Limiting search (Image Credit: Jeff Hicks)
Limiting Search (Image Credit: Jeff Hicks)

Or keep extending your filter:

$searcher.filter = "(&(objectcategory=person)(objectclass=user)(name=a*)(title=tester))"

Using a compound search filter (Image Credit: Jeff Hicks)
Using a Compound Search Filter (Image Credit: Jeff Hicks)

That filter may look complicated. I will admit, they can be tricky to write. Let’s look at a trick.

Open Active Directory Users and Computers. Right-click on Saved Queries and select New – Query.

New AD Query (Image Credit: Jeff Hicks)
New Active Directory Query (Image Credit: Jeff Hicks)

If you plan on saving the query, you can enter a name. Otherwise, click the Define Query button. Use the dialogue box to configure whatever query you need.

Defining a custom query (Image Credit: Jeff Hicks)
Defining a Custom Query (Image Credit: Jeff Hicks)

I am going to build a query to find all disabled accounts. Click OK. You should now see the LDAP query string.

Getting the LDAP query string (Image Credit: Jeff Hicks)
Getting the LDAP Query String (Image Credit: Jeff Hicks)

You can select that text and copy it to Clipboard.

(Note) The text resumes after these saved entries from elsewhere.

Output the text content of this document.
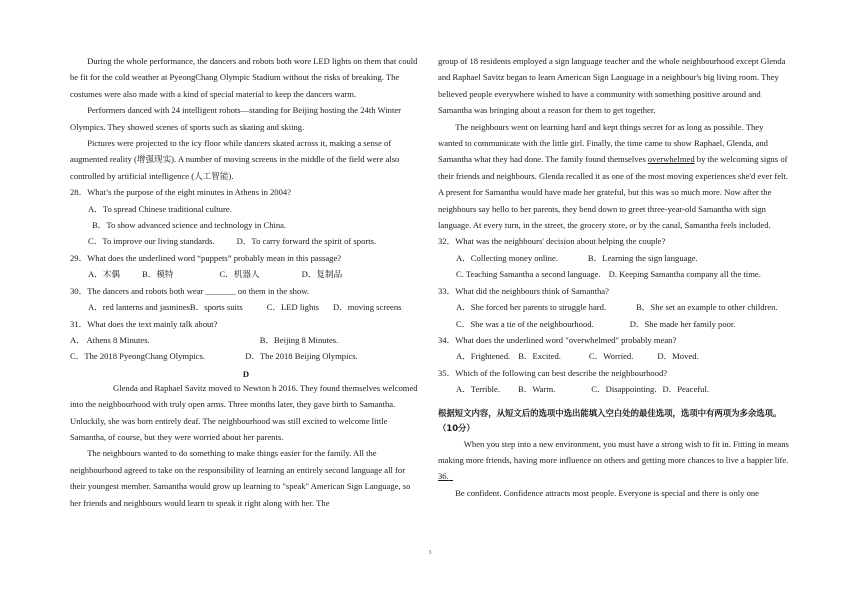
During the whole performance, the dancers and robots both wore LED lights on them that could be fit for the cold weather at PyeongChang Olympic Stadium without the risks of breaking. The costumes were also made with a kind of special material to keep the dancers warm.

Performers danced with 24 intelligent robots—standing for Beijing hosting the 24th Winter Olympics. They showed scenes of sports such as skating and skiing.

Pictures were projected to the icy floor while dancers skated across it, making a sense of augmented reality (增强现实). A number of moving screens in the middle of the field were also controlled by artificial intelligence (人工智能).

28．What’s the purpose of the eight minutes in Athens in 2004?

A．To spread Chinese traditional culture.

B．To show advanced science and technology in China.

C．To improve our living standards.	D．To carry forward the spirit of sports.

29．What does the underlined word “puppets” probably mean in this passage?

A．木偶	B．模特	C．机器人	D．复制品

30．The dancers and robots both wear _______ on them in the show.

A．red lanterns and jasminesB．sports suits	C．LED lights D．moving screens

31．What does the text mainly talk about?

A． Athens 8 Minutes.	B．Beijing 8 Minutes.

C．The 2018 PyeongChang Olympics.	D．The 2018 Beijing Olympics.

D

Glenda and Raphael Savitz moved to Newton h 2016. They found themselves welcomed into the neighbourhood with truly open arms. Three months later, they gave birth to Samantha. Unluckily, she was born entirely deaf. The neighbourhood was still excited to welcome little Samantha, of course, but they were worried about her parents.

The neighbours wanted to do something to make things easier for the family. All the neighbourhood agreed to take on the responsibility of learning an entirely second language all for their youngest member. Samantha would grow up learning to "speak" American Sign Language, so her friends and neighbours would learn to speak it right along with her. The

group of 18 residents employed a sign language teacher and the whole neighbourhood except Glenda and Raphael Savitz began to learn American Sign Language in a neighbour's big living room. They believed people everywhere wished to have a community with something positive around and Samantha was bringing about a reason for them to get together.

The neighbours went on learning hard and kept things secret for as long as possible. They wanted to communicate with the little girl. Finally, the time came to show Raphael, Glenda, and Samantha what they had done. The family found themselves overwhelmed by the welcoming signs of their friends and neighbours. Glenda recalled it as one of the most moving experiences she'd ever felt. A present for Samantha would have made her grateful, but this was so much more. Now after the neighbours say hello to her parents, they bend down to greet three-year-old Samantha with sign language. At every turn, in the street, the grocery store, or by the canal, Samantha feels included.

32．What was the neighbours' decision about helping the couple?

A．Collecting money online.	B．Learning the sign language.

C. Teaching Samantha a second language. D. Keeping Samantha company all the time.

33．What did the neighbours think of Samantha?

A．She forced her parents to struggle hard.	B．She set an example to other children.

C．She was a tie of the neighbourhood.	D．She made her family poor.

34．What does the underlined word "overwhelmed" probably mean?

A．Frightened. B．Excited.	C．Worried.	D．Moved.

35．Which of the following can best describe the neighbourhood?

A．Terrible. B．Warm.	C．Disappointing. D．Peaceful.

根据短文内容，从短文后的选项中选出能填入空白处的最佳选项，选项中有两项为多余选项。（10分）

When you step into a new environment, you must have a strong wish to fit in. Fitting in means making more friends, having more influence on others and getting more chances to live a happier life. 36.

Be confident. Confidence attracts most people. Everyone is special and there is only one

3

Use that as your new search filter.

$searcher = New-Object system.DirectoryServices.DirectorySearcher
$searcher.filter = "(&(objectCategory=person)(objectClass=user)(userAccountControl:1.2.840.113556.1.4.803:=2))"
$searcher.PageSize = 100

There is no way I could have figured out that query on my own.

Showing disabled accounts (Image Credit: Jeff Hicks)
Showing Disabled Accounts (Image Credit: Jeff Hicks)

Now, I could pipe $disabled to Where-Object and filter out things like Guest. That would be easier than trying to modify the filter. A better choice would be to restrict my search scope.

Limiting the search (Image Credit: Jeff Hicks)
Limiting the Search (Image Credit: Jeff Hicks)

You could use the Saved Query wizard to get the filter syntax for your common search needs and create a set of PowerShell tools. In fact, I have given you a number of PowerShell functions that could serve as the starting point for your own toolbox. I might put together my own module when I have a little time. Although, I happened to check the PowerShell Gallery and found a very complete module called AdsiPS from fellow MVP Francois-Xavier Cat. He has assembled a complete toolkit that uses ADSI from the .NET Framework to manage Active Directory. This is very similar to what I have been demonstrating. None of it should require the RSAT Active Directory module. Run Install-Module AdsiPS to download and install it in your test network.

I hope you have found this series helpful. As always, comments welcome.